As detailed in a prior Clean Energy Law Report, the CAISO proposed its FRAC-MOO requirements to help meet the expected increased need for flexible capacity resources that can ramp up and down quickly and start and shut down potentially multiple times per day to address what the CAISO described as a “significant transformation” taking place on the CAISO-controlled grid in terms of increasing deployment of renewable energy-based variable energy resources, including the possible deployment of 12,000 megawatts of distributed generation resources being contemplated under state policies. In its filing, the CAISO relied on studies showing (as illustrated in the CAISO’s well-known “duck chart” (as excerpted from filing)) the heightened level of uncertainty and variability of operating conditions on the CAISO-controlled grid.

As detailed in the prior Clean Energy Law Report, the CAISO’s FRAC-MOO proposal contained seven basic elements designed in conjunction with the resource adequacy mechanisms of the California Public Utilities Commission and other local regulatory authorities in California that seek to provide a mechanism for ensuring that flexible capacity resources that want to qualify as FRAC resources submit economic bids into the CAISO-administered markets for energy and ancillary services. These elements are: (1) a needs determination; (2) three flexible capacity categories; (3) the allocation of needs across each of the three flexible capacity categories to local regulatory authorities; (4) month-ahead and year-ahead FRAC showings; (5) the CAISO’s evaluation of those FRAC showings; (6) the MOO associated with each flexible capacity category; and (7) the CAISO’s backstop flexible capacity procurement authority.

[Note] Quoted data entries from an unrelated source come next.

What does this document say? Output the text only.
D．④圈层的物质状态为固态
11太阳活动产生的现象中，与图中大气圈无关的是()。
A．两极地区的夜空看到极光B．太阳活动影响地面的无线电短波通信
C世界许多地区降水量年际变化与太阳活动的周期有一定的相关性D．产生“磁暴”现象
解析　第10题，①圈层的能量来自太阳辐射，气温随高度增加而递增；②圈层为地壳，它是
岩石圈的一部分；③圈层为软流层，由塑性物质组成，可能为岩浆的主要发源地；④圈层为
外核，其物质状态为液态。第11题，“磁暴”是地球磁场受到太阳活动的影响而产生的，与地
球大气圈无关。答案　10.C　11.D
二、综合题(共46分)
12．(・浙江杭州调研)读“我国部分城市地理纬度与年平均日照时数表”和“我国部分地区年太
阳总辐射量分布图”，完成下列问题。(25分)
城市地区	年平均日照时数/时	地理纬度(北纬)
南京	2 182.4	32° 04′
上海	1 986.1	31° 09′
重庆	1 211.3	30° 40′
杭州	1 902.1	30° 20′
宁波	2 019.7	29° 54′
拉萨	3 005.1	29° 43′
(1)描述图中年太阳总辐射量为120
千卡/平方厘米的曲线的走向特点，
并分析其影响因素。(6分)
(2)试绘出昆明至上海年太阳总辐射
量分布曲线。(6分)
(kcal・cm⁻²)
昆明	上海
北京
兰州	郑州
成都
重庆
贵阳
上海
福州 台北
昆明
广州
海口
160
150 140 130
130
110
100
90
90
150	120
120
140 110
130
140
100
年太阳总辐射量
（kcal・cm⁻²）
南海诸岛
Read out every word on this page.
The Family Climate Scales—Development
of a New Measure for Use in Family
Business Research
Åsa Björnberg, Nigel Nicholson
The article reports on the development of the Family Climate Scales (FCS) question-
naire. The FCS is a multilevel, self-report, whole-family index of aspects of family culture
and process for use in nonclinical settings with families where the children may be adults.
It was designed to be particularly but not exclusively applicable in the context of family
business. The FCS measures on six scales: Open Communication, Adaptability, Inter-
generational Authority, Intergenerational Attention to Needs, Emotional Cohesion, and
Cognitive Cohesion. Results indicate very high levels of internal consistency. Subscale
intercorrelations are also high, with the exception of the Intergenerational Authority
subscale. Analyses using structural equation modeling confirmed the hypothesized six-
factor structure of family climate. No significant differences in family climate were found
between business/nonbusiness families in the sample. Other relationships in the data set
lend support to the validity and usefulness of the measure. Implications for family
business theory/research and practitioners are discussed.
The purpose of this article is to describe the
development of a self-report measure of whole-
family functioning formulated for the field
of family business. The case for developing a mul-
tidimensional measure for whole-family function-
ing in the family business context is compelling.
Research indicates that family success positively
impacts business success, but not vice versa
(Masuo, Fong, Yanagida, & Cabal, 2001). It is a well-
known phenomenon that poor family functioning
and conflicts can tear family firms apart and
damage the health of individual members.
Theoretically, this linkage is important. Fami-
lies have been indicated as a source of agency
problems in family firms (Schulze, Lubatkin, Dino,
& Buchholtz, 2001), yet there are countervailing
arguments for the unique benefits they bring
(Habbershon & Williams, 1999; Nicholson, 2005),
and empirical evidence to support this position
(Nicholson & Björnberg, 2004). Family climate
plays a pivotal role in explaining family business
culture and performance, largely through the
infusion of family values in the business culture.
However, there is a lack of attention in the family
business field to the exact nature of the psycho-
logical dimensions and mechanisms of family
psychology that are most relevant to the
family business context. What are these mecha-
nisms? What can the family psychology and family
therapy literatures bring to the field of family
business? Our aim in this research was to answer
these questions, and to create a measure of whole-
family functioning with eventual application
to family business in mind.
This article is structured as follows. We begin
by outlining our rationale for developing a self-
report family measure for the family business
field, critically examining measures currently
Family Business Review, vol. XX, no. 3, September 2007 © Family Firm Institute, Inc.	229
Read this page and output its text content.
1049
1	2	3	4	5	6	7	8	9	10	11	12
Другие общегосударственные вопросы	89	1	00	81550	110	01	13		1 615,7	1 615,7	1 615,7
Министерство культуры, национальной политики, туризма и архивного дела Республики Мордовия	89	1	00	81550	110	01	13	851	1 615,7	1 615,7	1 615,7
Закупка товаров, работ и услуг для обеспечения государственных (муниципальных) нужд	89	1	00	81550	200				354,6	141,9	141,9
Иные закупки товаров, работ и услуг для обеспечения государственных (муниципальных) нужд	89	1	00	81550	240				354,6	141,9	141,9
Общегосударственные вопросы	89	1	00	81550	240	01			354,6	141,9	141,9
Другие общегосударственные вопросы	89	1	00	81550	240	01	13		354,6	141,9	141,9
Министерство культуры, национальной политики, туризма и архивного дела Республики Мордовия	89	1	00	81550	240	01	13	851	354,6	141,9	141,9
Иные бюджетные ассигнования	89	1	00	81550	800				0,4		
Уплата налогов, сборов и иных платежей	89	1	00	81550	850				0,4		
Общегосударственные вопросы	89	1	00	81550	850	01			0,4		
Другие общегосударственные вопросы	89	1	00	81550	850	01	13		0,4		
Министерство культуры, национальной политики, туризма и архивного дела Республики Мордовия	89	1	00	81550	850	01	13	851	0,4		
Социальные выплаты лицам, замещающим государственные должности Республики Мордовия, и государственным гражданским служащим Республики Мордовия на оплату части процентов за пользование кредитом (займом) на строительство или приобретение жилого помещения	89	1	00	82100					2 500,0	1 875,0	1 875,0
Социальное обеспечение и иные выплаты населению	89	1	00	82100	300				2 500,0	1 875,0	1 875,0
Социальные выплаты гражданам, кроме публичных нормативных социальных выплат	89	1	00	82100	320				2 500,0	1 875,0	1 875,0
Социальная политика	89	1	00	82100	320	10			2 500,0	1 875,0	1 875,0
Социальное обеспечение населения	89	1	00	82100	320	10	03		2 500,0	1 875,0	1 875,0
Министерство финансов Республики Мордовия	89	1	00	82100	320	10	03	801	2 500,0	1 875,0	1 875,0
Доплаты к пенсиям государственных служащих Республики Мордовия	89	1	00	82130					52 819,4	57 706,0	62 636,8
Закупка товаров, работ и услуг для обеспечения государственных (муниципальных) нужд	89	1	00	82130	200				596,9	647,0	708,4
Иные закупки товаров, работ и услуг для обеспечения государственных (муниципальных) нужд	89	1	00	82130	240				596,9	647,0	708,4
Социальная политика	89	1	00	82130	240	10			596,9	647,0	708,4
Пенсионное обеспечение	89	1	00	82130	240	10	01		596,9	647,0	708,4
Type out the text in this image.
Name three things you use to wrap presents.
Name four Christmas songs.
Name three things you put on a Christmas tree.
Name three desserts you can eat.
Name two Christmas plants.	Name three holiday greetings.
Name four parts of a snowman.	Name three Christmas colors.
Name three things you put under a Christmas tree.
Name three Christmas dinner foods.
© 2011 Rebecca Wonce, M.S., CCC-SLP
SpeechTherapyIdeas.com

FERC conditionally accepted this proposal with only two substantive modifications. First, the CAISO will remove the part of its proposed FRAC-MOO requirements that would calculate an effective flexible capacity value only for those resources that submitted an economic bid for energy in the prior year. Second, the CAISO will include a limited exception from a MOO for use-limited resources, such as hydroelectric generation resources. FERC also directed the CAISO to make a compliance filing (as discussed above), and an informational report filing, 12 months after the FRAC-MOO is implemented.